Nokia to halve next year's smartphone portfolio

Nokia next year will cut the number of smartphones it releases roughly in half in order to better compete with the likes of Apple and Research In Motion. The company has introduced around 20 different smartphone models this year.

"We see ... really fierce competition certainly in the high end, but we also see it in the mid to low end of smartphones increasing," Jo Harlow, the head of Nokia's smartphone unit, said in a webcast. "We will defend our position, but we believe we also have tools to play offense as well as defense."

Indeed, Nokia has hinted at a reduction in the number of its forthcoming smartphone models; Nokia during the past several weeks has slashed close to 600 research-and-development jobs in locations across the globe, partly due to its plans to slim down its global handset portfolio in a bid to focus on fewer, flashier phones.

That Nokia is reworking its approach to smartphones comes as little surprise.
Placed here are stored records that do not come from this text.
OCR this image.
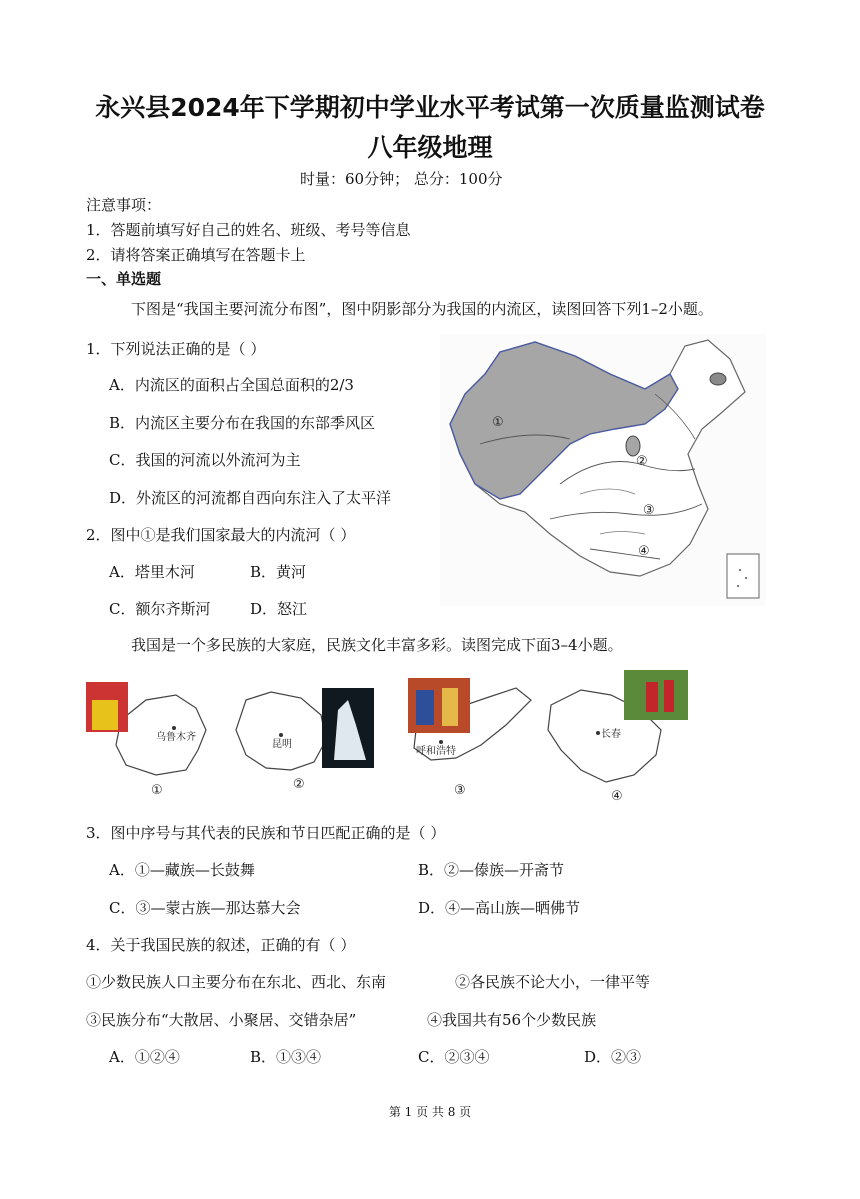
永兴县2024年下学期初中学业水平考试第一次质量监测试卷
八年级地理
时量：60分钟； 总分：100分
注意事项：
1．答题前填写好自己的姓名、班级、考号等信息
2．请将答案正确填写在答题卡上
一、单选题
下图是“我国主要河流分布图”，图中阴影部分为我国的内流区，读图回答下列1–2小题。
1．下列说法正确的是（ ）
A．内流区的面积占全国总面积的2/3
B．内流区主要分布在我国的东部季风区
C．我国的河流以外流河为主
D．外流区的河流都自西向东注入了太平洋
2．图中①是我们国家最大的内流河（ ）
A．塔里木河	B．黄河
C．额尔齐斯河	D．怒江
①
②
③
④
我国是一个多民族的大家庭，民族文化丰富多彩。读图完成下面3–4小题。
乌鲁木齐
①
昆明
②
呼和浩特
③
长春
④
3．图中序号与其代表的民族和节日匹配正确的是（ ）
A．①—藏族—长鼓舞	B．②—傣族—开斋节
C．③—蒙古族—那达慕大会	D．④—高山族—晒佛节
4．关于我国民族的叙述，正确的有（ ）
①少数民族人口主要分布在东北、西北、东南	②各民族不论大小，一律平等
③民族分布“大散居、小聚居、交错杂居”	④我国共有56个少数民族
A．①②④	B．①③④	C．②③④	D．②③
第 1 页 共 8 页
In the third quarter, Nokia's smartphone market share dropped from 41 percent a year ago to 35 percent. It is still the global leader in smartphones, but Apple and BlackBerry maker RIM have been making gains. Further, Nokia reshuffled its front office in the wake of its $834 million loss in the third quarter. The company appointed CFO Rick Simonson as the new head of the Mobile Phones unit within Nokia's devices business. And Harlow moved from being senior vice president of global marketing for Nokia's handsets to running the company's Smartphones unit, the other unit in Nokia's devices business.

Earlier this week, Nokia said it expects the overall handset market to grow by 10 percent next year, though its own share of the market will remain flat during that period. The world's largest handset maker also reiterated its commitment to the Symbian platform as its main smartphone operating system (reserving Maemo for high-end devices), and said it will improve the user interface on Symbian.